Posted: Fri Oct 16, 2009 8:19 pm Post subject: Problem carrying out a simple buffer overflow
Hi,
I would like to start learning about the nuts and bolts concerning Linux security. I bought the "Gray Hat Hacking" book by Harris et al. and started working at their example for buffer overflows but hit a bump immediately. Is this the right place to be discussing this sort of thing? If so I give pertinent info below:
Program:
//overflow.c
#include <string.h>
main(){
char str1[10]; //declare a 10 byte string
//next, copy 35 bytes of "A" to str1
strcpy (str1, "AAAAAAAAAAAAAAAAAAAAAAAAAAAAAAAAAAA");
}
gcc -ggdb -o overflow overflow.c
./overflow
resulted in the expected segmentation fault.
gdb -q overflow --> run
resulted in:
Starting program: /tmp/overflow
Program received signal SIGSEGV, Segmentation fault.

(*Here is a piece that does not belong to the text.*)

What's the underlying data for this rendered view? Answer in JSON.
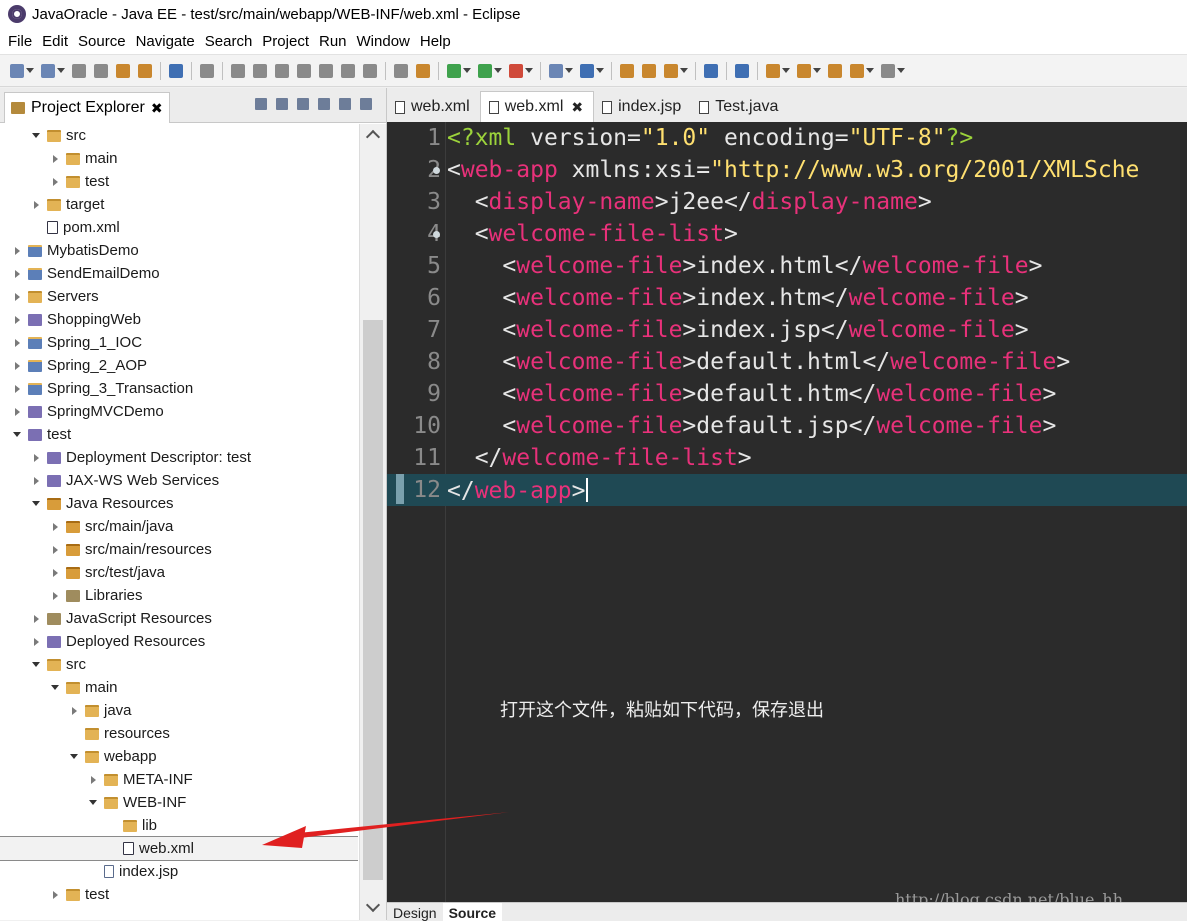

0x000000000040048f in main () at overflow.c:7
7 }
I was expecting something like 0x41414141 instead i.e. the hex for ASCII A is 0x41.
Also (gdb) info reg eip
resulted in:
Invalid register `eip'
The book suggested the following to disable Fedora's Address Space Layout Randomization:
echo "0" > /proc/sys/kernel/randomize_va_space
echo "0" > /proc/sys/kernel/exec-shield
echo "0" > /proc/sys/kernel/exec-shield-randomize
The first two commands executed but the last resulted in:
bash: /proc/sys/kernel/exec-shield-randomize: No such file or directory
Can anyone help me to understand what is going on?
Many thanks in advance,
M.
personally, I suggest you to consider an easier book like The Art of Exploitation (sold with a practice live distro for exercise), because Gray Hat Hacking is very though for a beginner.
In any case, the examples are not working because you have a different architecture. I am not sure, but maybe there are some virtual machines that can emulate a 32-bit OS on a 64-bit OS.